The Descent into the darkness of the Underworld and the Ascent into the Light from the depths of Hell:
Okay, yes, there's the arrival of the TARDIS in the bowels of the Earth and a 'race to the top' narrative structure where they eventually get to Level 1 and the sunlight for the showdown scene, which is similar to the stories of Heracles, Odysseus, Orpheus (Oh Orpheus), Aeneas, and Dante.
But it's the metaphoric dimensions of that structure that fascinate me more...
So, neither the Doctor nor the Dalek are entirely good/evil in this one. it isn't a nice, clear, safe binary where the Doctor is the Hero and the Dalek is the Villain.

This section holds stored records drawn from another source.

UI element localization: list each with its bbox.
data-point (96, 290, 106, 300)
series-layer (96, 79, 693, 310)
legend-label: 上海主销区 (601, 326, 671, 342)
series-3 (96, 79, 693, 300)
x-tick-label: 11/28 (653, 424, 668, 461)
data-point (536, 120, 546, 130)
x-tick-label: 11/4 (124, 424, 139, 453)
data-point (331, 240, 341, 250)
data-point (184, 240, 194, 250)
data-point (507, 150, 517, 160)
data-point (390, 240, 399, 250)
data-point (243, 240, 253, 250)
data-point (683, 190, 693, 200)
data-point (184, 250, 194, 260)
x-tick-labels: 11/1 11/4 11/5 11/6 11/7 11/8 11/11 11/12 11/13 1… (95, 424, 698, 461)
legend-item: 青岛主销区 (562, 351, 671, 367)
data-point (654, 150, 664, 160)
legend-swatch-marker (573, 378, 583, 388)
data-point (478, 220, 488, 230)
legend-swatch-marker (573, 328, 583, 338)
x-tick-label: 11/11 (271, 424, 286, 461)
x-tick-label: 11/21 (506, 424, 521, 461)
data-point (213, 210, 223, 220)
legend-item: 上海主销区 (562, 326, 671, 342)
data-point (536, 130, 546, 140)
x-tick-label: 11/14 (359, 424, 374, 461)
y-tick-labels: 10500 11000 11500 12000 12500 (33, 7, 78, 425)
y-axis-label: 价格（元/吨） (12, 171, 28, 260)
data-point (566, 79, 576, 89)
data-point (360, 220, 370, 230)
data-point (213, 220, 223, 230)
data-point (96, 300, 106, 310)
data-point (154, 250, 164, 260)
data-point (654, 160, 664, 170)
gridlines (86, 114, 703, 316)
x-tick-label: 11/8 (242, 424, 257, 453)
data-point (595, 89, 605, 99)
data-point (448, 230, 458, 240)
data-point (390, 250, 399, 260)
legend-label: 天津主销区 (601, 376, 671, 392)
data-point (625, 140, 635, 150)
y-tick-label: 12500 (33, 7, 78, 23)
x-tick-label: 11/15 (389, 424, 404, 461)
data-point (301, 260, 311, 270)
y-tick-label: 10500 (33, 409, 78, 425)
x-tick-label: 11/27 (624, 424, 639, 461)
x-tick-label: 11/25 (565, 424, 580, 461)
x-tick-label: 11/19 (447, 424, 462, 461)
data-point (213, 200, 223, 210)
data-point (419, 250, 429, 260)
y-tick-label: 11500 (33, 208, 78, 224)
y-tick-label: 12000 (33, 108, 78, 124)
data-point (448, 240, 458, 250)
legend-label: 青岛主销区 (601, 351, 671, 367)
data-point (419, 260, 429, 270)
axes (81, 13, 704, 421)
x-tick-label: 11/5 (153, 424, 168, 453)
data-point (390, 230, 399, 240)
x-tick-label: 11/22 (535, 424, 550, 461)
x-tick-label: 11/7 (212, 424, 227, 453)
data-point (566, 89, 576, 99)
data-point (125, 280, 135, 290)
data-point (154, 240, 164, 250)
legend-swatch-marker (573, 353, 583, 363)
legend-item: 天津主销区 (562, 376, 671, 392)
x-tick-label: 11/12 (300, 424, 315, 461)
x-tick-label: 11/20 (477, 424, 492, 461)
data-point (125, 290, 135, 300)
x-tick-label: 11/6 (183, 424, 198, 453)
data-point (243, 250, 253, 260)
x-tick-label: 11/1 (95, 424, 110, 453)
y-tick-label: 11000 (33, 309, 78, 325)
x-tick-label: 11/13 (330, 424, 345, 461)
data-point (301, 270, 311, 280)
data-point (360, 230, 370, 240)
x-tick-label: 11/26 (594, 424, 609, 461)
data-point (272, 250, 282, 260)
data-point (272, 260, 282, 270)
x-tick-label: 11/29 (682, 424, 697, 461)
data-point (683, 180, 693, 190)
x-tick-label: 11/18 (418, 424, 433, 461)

Instead, they are presented sharing conjoined aspects of the same soul, except they're moving in opposite directions to one another. Due to Rose's touch, the Dalek's 'humanity', for want of a better term, ultimately comes to be redeemed but at the same time it's the presence of the Dalek - of the darkness - that sends the Doctor into a negative spiral of descent and he becomes something he despises in the form of essentially 'a good Dalek' (to the point, by the way, where he is willing to sacrifice Rose!).
I think in that representation of varying shades of grey we get a really quite a poetic, Jungian take on archetypes of the Self and the Shadow which doesn't allow for a neat, simple, simplistic Black and White take on 'goodies' and 'baddies'. There can come to sprout redemption in the most evilllest of souls and there is corruption even in the hearts of the Doctor.
(I think, also, that this has particular resonance when we step back and see that both the Daleks and the Doctor are really extrapolations of opposite ends of a wide spectrum that is humanity as evidenced by its heroes, and history, and villains.)
This is where New Who arrives, and where maybe it sets itself apart from the largely traditional stories of Classic Who. (It's surpassed even postmodernism - it's now poststructuralist.)